I’m glad to see that Slate’s Matt Yglesias agrees with most of the ideas I put forth in a piece in the latest Washington Monthly about what Washington needs to do to bring manufacturing back to the United States. But he does take issue with one idea, which is to create a federal “war chest” aimed at matching the incentives offered by China and other countries to attract companies to their shores. He condemns the notion of a “large federal slush fund” to “randomly subsidize politically powerful firms” and argues the result would be “an exciting new level of waste and bribery.”
This is a completely understandable reaction; few things are, or should be, more distasteful to progressives than the kind of explicit corporate subsidization that this proposal seems to be calling for.
But the real intent of this idea is not to encourage subsidization and bribery, but to end it.

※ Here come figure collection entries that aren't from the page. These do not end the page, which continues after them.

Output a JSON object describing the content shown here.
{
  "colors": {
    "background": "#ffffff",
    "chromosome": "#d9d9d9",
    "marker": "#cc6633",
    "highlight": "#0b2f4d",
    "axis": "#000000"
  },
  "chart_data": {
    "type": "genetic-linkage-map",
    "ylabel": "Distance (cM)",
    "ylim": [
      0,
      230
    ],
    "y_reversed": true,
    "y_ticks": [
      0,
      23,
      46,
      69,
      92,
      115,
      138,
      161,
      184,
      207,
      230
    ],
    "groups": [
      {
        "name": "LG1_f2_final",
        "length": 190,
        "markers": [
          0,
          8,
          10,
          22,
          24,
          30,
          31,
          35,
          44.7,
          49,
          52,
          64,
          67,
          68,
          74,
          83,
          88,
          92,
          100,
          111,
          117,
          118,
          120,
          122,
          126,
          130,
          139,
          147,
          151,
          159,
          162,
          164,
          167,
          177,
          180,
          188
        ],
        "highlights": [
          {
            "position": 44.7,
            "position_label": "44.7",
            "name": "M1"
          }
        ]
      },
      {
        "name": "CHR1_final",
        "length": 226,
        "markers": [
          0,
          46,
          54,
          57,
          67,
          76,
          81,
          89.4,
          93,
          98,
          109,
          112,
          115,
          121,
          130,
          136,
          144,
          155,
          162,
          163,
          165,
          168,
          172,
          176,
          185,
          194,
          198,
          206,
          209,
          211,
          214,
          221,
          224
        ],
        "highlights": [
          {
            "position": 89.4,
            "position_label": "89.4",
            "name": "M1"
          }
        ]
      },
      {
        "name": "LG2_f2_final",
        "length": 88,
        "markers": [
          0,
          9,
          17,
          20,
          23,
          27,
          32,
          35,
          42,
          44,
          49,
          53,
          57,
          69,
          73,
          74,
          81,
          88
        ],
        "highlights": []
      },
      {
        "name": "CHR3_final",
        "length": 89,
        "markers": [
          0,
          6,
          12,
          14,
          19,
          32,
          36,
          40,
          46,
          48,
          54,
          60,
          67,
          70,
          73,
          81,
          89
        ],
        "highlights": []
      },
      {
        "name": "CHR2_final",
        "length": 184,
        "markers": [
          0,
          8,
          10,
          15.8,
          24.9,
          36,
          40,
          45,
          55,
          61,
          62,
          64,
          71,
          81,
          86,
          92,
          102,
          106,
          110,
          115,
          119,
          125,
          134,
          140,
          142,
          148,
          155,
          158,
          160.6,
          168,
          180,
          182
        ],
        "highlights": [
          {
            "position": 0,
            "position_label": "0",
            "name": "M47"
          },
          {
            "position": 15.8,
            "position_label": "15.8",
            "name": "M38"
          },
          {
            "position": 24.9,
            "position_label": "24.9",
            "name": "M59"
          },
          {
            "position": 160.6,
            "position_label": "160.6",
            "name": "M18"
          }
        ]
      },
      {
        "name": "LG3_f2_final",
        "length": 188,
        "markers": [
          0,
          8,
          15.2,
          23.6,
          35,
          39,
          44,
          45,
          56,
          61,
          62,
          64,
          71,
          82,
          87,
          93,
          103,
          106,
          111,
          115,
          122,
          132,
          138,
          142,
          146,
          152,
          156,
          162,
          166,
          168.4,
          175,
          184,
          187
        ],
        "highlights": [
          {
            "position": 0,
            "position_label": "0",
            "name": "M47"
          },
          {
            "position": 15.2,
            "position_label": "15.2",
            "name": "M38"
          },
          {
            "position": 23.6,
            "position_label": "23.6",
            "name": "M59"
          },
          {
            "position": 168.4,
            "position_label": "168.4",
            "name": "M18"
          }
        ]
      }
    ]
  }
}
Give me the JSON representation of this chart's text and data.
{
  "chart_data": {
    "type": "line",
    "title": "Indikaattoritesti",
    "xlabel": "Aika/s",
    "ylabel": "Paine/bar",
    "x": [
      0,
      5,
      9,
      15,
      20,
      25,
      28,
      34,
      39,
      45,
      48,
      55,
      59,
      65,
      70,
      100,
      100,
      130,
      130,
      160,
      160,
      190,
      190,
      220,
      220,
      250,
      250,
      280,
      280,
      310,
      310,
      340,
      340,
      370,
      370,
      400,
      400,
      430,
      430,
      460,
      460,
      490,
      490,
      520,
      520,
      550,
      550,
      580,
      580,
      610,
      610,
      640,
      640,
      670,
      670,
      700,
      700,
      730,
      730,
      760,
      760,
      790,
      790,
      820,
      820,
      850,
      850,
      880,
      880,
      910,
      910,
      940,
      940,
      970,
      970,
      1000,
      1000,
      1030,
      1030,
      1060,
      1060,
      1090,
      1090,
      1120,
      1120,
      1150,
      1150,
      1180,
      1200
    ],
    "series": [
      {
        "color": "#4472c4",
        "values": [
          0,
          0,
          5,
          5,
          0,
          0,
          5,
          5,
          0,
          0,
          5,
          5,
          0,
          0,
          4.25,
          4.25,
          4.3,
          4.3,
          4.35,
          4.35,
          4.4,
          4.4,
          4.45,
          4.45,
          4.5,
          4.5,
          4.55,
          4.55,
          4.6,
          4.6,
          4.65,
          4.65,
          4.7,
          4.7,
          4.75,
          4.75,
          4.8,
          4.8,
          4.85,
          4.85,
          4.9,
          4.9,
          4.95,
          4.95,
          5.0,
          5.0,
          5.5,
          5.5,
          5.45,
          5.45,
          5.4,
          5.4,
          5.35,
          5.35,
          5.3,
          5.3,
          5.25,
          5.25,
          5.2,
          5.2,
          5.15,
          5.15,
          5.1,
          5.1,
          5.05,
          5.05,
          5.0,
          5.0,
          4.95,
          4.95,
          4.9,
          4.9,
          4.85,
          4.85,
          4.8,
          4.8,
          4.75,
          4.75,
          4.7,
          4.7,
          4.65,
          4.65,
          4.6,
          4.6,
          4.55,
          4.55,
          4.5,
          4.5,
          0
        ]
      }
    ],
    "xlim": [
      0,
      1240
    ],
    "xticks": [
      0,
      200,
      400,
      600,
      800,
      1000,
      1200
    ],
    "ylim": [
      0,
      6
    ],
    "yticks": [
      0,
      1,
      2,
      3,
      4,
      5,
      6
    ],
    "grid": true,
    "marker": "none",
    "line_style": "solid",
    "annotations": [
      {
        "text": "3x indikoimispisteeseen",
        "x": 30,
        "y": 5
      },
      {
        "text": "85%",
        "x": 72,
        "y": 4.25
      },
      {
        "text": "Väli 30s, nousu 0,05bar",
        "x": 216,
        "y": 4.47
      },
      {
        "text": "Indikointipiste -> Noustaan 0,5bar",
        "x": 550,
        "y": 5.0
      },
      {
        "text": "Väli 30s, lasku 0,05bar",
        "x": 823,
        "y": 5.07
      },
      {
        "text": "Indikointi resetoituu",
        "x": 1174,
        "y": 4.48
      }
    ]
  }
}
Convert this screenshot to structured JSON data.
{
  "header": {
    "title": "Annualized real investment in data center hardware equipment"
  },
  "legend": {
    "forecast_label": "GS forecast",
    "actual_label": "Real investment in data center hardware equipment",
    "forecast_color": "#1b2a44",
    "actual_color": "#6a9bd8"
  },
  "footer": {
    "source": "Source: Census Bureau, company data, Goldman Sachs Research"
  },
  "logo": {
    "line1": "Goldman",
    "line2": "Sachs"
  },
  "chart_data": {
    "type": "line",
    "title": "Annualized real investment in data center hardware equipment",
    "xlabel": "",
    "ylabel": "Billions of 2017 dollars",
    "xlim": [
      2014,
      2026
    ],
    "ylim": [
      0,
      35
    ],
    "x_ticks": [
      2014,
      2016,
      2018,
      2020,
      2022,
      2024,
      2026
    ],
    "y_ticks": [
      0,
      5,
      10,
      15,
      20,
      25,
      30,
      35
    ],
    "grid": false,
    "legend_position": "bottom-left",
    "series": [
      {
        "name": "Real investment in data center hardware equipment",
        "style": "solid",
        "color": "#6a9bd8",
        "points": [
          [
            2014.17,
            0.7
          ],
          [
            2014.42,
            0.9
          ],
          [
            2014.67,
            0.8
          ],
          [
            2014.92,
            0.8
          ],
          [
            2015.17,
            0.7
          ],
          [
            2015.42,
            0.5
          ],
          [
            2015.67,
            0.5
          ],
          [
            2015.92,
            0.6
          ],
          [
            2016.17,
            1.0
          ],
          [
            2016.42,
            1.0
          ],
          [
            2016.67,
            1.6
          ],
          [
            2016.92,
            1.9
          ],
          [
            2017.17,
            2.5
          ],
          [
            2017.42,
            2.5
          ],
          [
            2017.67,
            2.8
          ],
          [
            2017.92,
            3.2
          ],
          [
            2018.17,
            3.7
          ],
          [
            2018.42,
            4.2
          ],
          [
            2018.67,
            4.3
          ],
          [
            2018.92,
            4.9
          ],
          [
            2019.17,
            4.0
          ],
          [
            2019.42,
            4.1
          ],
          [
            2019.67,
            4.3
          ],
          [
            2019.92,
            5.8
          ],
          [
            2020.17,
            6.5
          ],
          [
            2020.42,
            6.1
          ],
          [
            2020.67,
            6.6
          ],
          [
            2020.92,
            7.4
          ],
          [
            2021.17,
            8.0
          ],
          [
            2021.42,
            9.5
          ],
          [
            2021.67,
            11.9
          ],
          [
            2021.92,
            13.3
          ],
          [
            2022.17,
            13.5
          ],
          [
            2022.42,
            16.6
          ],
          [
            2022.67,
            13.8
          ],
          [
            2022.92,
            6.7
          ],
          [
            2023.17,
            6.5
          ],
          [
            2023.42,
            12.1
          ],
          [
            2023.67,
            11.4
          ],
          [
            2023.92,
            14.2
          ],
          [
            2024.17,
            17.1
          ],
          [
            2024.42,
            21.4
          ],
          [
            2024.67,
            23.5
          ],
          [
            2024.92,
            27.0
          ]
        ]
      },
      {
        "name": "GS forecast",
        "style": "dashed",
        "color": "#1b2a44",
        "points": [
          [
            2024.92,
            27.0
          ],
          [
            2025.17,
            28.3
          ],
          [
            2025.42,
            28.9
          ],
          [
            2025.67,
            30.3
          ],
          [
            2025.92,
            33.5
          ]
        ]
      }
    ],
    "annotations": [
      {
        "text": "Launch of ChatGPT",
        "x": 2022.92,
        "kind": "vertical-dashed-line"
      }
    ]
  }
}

The sad fact is that practically every country in the world–except the United States–is tripping over itself to woo companies and industries for the jobs they create and the potential for spillover innovation. China is among the most aggressive in this game, but even countries like Israel and Vietnam offer subsidies, tax breaks and free land to make themselves attractive investment destinations. As a result, these countries are grabbing jobs and industries that, absent those subsidies, might have come to us.
These subsidies are not in fact technically kosher under current trade laws, but these violations are also so rampant, and bringing suit is so time-consuming and expensive, that the current rules are essentially unenforceable.
This leaves America with two choices. We can continue to be the “good guy,” sitting out the game and potentially losing an increasing number of opportunities as the subsidies arms race among our foreign competitors escalates. Or we can unleash a war chest big enough to deter this escalation and force a new dialogue on acceptable global trade policy. The logic is of course classic deterrence theory. If you want to prevent aggression, you need a credible threat of force. And if you want to stop a war, and diplomacy isn’t working, military action, or at least the threat of it, may be the only option.
Trade expert Clyde Prestowitz, whom I quote in the piece and whose idea this is, argues that trade deterrence has worked in the past. When he was Undersecretary of Commerce, he helped create a “war chest” to combat another kind of trade practice–”direct export subsidies”–that led directly to new and tougher trade laws adopted by the WTO. Countries chose to come to the table rather than go head-to-head against America–something that’s as likely today as it was then.
The other critique Yglesias makes of the “war chest” is the lack of evidence for my assertion that it could minimize the current “beggar thy neighbor” dynamic among states that are now competing with each other to land business.
Governors and mayors now spend millions of dollars and log thousands of air miles competing against each other for jobs that would have come to America in the first place (or were unlikely to leave). The New York Times, for example, documented an internecine battle between Kansas and Missouri, where Kansas spent $36 million to lure AMC Entertainment from Missouri, only to lose the headquarters of Applebees to Missouri a few months later.
A federal war chest could end these kinds of pointless contests in a couple ways. First, by focusing attention on a national strategy to compete on a global scale, it could help states reorient their strategies around beating foreign countries, rather than their next-door neighbors. Second, the fund could be structured in a way to force an end to these interstate battles.
With states forever looking for federal funds to supplement their budgets, one option might be to make federal funds available only for legitimate state “bids” against international competitors. For example, if Texas is up against Singapore, the federal fund can backstop what Texas brings to the table if Singapore ups its bid. Another option might be to offer the availability of federal funds to supplement an international bid, but only on the condition of an explicit limit on the amount of state financial incentives that can be offered.
Again, this is an imperfect solution for an imperfect world. But with our foreign competitors growing increasingly aggressive in their efforts to land jobs and strategic industries, doing nothing is the worst option of all.